I was grabbing Finnick. He screamed and I slashed his throat.
I was blocking the air vents to exterminate everyone inside the Nut.
I was hurling a fire ball into Katniss's bare thigh.
I was strangling Peeta until he fell, lifeless, to the ground.
I was sending screaming volts through Johanna's body as she thrashed against the straps.
I was sketching bomb arrays with Beetee.
Nightmare after nightmare, but always I was the monster.
When I could take it no more, I opened my eyes and saw the television. Prim exploding again and again.
I think I was screaming. Or maybe I was laughing. Or snarling.
I was a monster. I deserved this pain. No. More pain, much more than this.
I opened my eyes again. No change. The door still slightly ajar. Could I reach the scalpels? No. I could barely move.
Maybe they would come. Use the scalpels. Carve me. Maim me. Dismember me. I wanted them to. I wanted the pain. I deserved the pain. I scraped my arms, my legs against the cutting metal of the restraints. I pressed my leg with its bullet hole into the table. I rolled as far as I could onto my broken ribs. But it wasn't enough.
"Where are you? Come and get me!" I shouted.
"Don't worry," called an answer. "They'll come." But the voice was trying to comfort me. They didn't know what I meant.
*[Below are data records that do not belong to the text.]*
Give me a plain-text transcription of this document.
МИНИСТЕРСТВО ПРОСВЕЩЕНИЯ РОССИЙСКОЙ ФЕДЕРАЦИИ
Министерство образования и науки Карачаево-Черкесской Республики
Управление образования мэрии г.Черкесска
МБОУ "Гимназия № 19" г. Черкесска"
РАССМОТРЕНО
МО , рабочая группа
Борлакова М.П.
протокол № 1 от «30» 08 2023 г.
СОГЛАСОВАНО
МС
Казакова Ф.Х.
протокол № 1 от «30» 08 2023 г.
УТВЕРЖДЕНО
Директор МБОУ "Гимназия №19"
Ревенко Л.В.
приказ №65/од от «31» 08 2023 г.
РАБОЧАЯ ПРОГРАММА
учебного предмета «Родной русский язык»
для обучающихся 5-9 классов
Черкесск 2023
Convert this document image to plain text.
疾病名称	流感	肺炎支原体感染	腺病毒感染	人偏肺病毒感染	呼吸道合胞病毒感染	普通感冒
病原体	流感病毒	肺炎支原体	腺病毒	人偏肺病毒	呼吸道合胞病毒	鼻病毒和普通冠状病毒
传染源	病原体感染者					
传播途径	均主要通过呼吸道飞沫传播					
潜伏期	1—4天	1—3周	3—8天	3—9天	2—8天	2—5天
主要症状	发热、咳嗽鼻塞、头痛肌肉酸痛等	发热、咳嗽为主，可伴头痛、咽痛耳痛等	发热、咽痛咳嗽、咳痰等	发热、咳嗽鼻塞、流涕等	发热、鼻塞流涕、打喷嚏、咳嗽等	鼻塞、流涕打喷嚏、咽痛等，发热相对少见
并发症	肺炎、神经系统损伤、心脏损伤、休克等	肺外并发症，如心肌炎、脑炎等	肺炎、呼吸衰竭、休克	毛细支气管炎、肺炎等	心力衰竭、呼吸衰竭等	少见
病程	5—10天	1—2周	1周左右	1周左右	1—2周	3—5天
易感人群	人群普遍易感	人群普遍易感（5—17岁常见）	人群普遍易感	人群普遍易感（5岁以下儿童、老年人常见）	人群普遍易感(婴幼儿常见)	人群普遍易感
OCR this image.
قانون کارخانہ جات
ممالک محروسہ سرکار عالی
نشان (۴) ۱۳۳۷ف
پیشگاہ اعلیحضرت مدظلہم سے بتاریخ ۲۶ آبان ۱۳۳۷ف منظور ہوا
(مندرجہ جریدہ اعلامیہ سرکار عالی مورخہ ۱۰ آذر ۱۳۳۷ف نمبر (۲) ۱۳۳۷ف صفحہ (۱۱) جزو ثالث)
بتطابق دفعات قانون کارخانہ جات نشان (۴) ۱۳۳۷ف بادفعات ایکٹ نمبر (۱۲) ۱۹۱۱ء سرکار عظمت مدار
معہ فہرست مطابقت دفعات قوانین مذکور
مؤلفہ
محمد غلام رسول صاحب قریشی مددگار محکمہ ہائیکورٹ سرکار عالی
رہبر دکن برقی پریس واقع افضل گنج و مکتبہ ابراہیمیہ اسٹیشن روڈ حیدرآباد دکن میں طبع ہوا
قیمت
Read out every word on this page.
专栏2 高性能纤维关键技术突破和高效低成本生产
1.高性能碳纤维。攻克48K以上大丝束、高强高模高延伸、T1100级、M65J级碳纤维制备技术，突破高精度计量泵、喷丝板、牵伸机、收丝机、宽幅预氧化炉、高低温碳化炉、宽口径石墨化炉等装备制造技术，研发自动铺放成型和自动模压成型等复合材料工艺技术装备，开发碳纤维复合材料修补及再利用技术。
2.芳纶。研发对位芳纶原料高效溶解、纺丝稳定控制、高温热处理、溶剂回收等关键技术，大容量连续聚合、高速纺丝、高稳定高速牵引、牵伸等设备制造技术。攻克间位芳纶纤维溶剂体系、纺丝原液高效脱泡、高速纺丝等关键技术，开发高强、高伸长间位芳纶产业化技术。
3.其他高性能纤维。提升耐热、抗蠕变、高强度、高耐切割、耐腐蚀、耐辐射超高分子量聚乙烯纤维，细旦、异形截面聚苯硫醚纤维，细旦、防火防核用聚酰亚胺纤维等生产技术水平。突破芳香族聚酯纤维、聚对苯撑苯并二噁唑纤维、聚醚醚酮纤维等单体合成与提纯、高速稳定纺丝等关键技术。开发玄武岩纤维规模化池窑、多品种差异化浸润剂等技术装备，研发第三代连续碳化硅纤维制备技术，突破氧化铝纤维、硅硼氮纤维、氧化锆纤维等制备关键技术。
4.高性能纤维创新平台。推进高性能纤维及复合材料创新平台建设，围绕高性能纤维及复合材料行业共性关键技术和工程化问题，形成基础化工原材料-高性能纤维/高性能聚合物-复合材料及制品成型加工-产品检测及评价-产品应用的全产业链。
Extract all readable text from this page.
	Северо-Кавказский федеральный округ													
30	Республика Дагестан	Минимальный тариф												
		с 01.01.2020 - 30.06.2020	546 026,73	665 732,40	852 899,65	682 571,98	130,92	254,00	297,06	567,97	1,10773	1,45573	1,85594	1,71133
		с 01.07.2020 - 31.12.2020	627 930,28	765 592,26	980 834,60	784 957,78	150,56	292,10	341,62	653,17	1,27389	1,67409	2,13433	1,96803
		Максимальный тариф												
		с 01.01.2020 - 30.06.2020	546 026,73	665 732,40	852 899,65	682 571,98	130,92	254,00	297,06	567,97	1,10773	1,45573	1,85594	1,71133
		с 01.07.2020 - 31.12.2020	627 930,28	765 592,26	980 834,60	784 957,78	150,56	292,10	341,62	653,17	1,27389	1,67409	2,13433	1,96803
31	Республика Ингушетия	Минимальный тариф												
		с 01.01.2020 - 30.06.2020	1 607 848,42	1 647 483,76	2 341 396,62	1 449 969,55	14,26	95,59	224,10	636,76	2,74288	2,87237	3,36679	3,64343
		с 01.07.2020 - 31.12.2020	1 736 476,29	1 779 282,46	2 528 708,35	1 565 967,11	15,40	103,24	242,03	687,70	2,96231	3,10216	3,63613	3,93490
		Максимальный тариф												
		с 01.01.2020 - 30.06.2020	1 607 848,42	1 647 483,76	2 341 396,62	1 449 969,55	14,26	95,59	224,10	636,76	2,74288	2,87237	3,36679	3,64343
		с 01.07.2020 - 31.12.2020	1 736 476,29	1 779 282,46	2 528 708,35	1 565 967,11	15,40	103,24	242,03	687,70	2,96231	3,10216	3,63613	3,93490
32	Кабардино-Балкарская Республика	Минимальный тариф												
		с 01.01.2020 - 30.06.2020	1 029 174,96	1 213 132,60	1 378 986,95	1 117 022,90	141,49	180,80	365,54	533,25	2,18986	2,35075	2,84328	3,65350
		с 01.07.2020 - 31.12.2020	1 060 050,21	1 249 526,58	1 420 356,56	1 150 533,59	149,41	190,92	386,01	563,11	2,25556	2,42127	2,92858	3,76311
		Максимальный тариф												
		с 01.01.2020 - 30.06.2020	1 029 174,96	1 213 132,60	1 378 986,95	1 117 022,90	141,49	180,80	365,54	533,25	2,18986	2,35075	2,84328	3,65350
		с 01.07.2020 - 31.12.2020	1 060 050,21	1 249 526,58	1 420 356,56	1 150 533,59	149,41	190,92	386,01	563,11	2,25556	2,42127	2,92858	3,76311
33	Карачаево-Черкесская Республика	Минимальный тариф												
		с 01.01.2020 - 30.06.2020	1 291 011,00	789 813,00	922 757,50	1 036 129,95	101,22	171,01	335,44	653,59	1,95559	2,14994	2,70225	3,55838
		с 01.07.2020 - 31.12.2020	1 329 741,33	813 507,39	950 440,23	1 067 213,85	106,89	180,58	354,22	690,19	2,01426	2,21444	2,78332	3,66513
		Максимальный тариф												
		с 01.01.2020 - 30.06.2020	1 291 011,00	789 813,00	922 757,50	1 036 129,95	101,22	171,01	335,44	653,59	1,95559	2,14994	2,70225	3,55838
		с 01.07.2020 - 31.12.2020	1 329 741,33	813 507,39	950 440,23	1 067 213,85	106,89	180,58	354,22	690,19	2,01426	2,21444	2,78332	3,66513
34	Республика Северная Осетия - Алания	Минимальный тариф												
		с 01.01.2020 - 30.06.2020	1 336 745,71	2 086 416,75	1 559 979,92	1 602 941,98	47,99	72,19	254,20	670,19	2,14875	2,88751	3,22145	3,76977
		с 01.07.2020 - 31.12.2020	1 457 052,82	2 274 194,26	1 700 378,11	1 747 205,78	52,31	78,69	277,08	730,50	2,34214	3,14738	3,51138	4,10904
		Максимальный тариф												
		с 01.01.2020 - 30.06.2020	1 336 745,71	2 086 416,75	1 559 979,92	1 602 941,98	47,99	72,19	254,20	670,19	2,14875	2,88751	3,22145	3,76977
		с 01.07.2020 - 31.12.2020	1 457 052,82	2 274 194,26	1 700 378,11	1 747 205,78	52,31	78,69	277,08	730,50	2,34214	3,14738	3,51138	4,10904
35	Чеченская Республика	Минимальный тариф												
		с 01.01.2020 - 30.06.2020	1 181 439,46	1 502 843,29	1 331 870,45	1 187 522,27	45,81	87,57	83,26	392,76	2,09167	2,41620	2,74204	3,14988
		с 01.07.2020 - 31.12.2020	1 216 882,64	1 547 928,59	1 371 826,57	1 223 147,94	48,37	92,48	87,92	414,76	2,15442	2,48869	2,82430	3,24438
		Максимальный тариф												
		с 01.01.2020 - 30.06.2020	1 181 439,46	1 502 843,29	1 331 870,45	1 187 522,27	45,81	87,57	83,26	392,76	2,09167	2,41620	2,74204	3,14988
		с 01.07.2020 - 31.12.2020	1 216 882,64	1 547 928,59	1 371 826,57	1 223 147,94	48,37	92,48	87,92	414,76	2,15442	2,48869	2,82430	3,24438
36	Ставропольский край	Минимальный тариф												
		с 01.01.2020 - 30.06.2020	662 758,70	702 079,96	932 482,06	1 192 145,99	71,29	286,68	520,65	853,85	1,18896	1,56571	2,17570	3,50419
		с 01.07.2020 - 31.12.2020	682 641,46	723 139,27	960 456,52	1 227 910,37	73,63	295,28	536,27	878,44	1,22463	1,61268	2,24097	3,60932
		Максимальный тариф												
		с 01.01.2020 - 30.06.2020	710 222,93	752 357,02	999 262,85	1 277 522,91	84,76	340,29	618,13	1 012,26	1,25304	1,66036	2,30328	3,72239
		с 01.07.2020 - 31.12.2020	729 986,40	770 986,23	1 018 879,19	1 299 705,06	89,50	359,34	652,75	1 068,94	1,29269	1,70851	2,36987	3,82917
The power went out. The fans and the televisions were silent. All was darkness. I couldn't tell if my eyes were open or shut. And I saw Prim explode. Again and again. All was fire. It was all I could see. I could smell it. I could hear it. I wanted to feel it. It should burn me, destroy me. Then I felt as though I was dissolving. I had left my body behind and was evaporating into the universe. Nothing more would be left of my flesh than a black charred dust which would disintegrate and blow away. The monster that had been Gale Hawthorne would be gone.
I don't know how long it was before I heard the sound of heavy boots coming. I didn't know who it was. I didn't care. I only hoped that whoever it was would give me the pain I deserved.